Houve uma boa discussão sofre felicidade, que tem uma ciência para conhecê-la melhor: a hedônica, que concebe a felicidade como um estado (de bem estar); um traço (permanente de satisfação) e uma habilidade (que pode ser apreendida). Identifica o cortisol como hormônio das pessoas infelizes e sugere técnicas e atitudes para reduzir esse vilão. Por exemplo: dez minutos de relaxamento e respiração profunda reduzem a secreção do hormônio da infelicidade.
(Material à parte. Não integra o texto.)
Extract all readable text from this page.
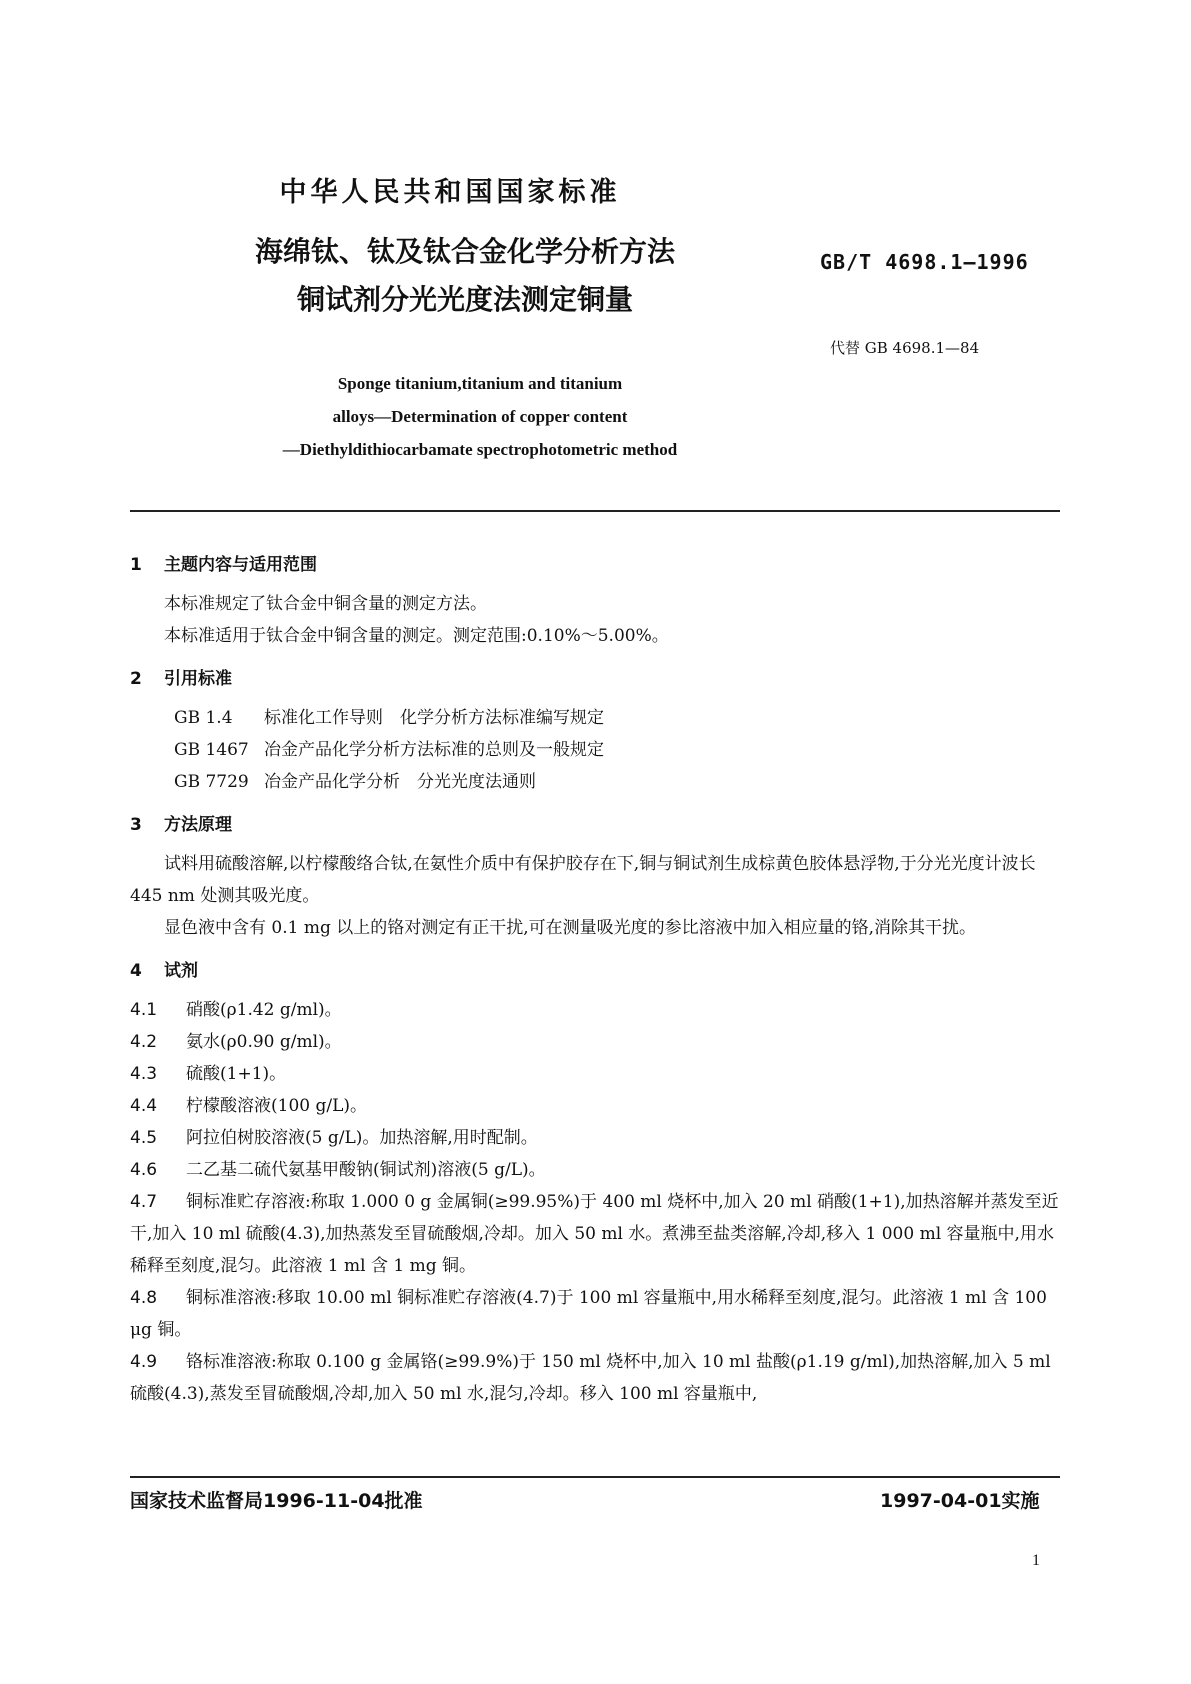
中华人民共和国国家标准
海绵钛、钛及钛合金化学分析方法
铜试剂分光光度法测定铜量
GB/T 4698.1—1996
代替 GB 4698.1—84
Sponge titanium,titanium and titanium
alloys—Determination of copper content
—Diethyldithiocarbamate spectrophotometric method

1 主题内容与适用范围

本标准规定了钛合金中铜含量的测定方法。

本标准适用于钛合金中铜含量的测定。测定范围:0.10%～5.00%。

2 引用标准

GB 1.4 标准化工作导则　化学分析方法标准编写规定
GB 1467 冶金产品化学分析方法标准的总则及一般规定
GB 7729 冶金产品化学分析　分光光度法通则

3 方法原理

试料用硫酸溶解,以柠檬酸络合钛,在氨性介质中有保护胶存在下,铜与铜试剂生成棕黄色胶体悬浮物,于分光光度计波长 445 nm 处测其吸光度。

显色液中含有 0.1 mg 以上的铬对测定有正干扰,可在测量吸光度的参比溶液中加入相应量的铬,消除其干扰。

4 试剂

4.1 硝酸(ρ1.42 g/ml)。

4.2 氨水(ρ0.90 g/ml)。

4.3 硫酸(1+1)。

4.4 柠檬酸溶液(100 g/L)。

4.5 阿拉伯树胶溶液(5 g/L)。加热溶解,用时配制。

4.6 二乙基二硫代氨基甲酸钠(铜试剂)溶液(5 g/L)。

4.7 铜标准贮存溶液:称取 1.000 0 g 金属铜(≥99.95%)于 400 ml 烧杯中,加入 20 ml 硝酸(1+1),加热溶解并蒸发至近干,加入 10 ml 硫酸(4.3),加热蒸发至冒硫酸烟,冷却。加入 50 ml 水。煮沸至盐类溶解,冷却,移入 1 000 ml 容量瓶中,用水稀释至刻度,混匀。此溶液 1 ml 含 1 mg 铜。

4.8 铜标准溶液:移取 10.00 ml 铜标准贮存溶液(4.7)于 100 ml 容量瓶中,用水稀释至刻度,混匀。此溶液 1 ml 含 100 μg 铜。

4.9 铬标准溶液:称取 0.100 g 金属铬(≥99.9%)于 150 ml 烧杯中,加入 10 ml 盐酸(ρ1.19 g/ml),加热溶解,加入 5 ml 硫酸(4.3),蒸发至冒硫酸烟,冷却,加入 50 ml 水,混匀,冷却。移入 100 ml 容量瓶中,

国家技术监督局1996-11-04批准	1997-04-01实施
1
Temas correlatos estiveram em pauta na Conferência: a transformação gradativa dos centros urbanos em “cidades inteligentes”, com uso adequado do meio ambiente e participação eficaz das pessoas na gestão; a possibilidade de mudança da velha civilização de consumo e violência em uma nova, com mais comunhão e partilha; política para solução de conflitos; pegada ecológica; sociedade de consumo; educação baseada em valores, como verdade, paz, não-violência, amor e retidão, e não no conhecimento acumulativo que pode gerar indiferença; além de outros.
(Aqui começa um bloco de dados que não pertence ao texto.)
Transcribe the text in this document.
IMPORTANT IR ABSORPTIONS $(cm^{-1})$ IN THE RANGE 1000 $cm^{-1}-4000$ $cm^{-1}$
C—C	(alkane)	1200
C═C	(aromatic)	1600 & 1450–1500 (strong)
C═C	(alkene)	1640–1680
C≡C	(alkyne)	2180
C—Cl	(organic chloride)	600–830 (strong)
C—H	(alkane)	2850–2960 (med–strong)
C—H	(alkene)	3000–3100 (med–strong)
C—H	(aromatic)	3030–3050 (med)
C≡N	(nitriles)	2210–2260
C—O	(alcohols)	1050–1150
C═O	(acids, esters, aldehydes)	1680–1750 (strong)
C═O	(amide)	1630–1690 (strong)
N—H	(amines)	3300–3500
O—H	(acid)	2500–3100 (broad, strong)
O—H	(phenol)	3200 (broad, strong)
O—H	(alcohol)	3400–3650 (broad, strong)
O fato mais importante da Conferência talvez tenha sido o relato de experiências concretas de aplicação da metodologia FIB em empresas, como CEMIG (MG) e bairros e comunidades de algumas cidades brasileiras, como Bento Gonçalves (RS), e a comunidade Rajadinha (DF). E a possibilidade de uso do método em qualquer lugar do Brasil, desde que haja parcerias e entendimentos para esse fim, com gestores públicos ou empresas e outras organizações. Digo a vocês: a metodologia não é utópica, complicada ou dispendiosa, não é algo a ser feito “de cima para baixo”, requer o engajamento de jovens e membros da comunidade. Todos saem ganhando com os resultados.
Afirmei no início que um lugar em que o objetivo do governo é a felicidade só pode existir longe daqui. Retiro o que disse. Como salientou Susan Andrews, coordenadora de FIB para a América Latina, a base da metodologia, em última análise, é o amor. Ela mencionou pesquisa de um médico americano, segundo a qual o hormônio da felicidade é a ocitocina. Um meio fácil de produzi-la é o abraço. Oito abraços por dia é o mínimo para o nível bioquímico adequado do estado de felicidade. Podemos começar por aí.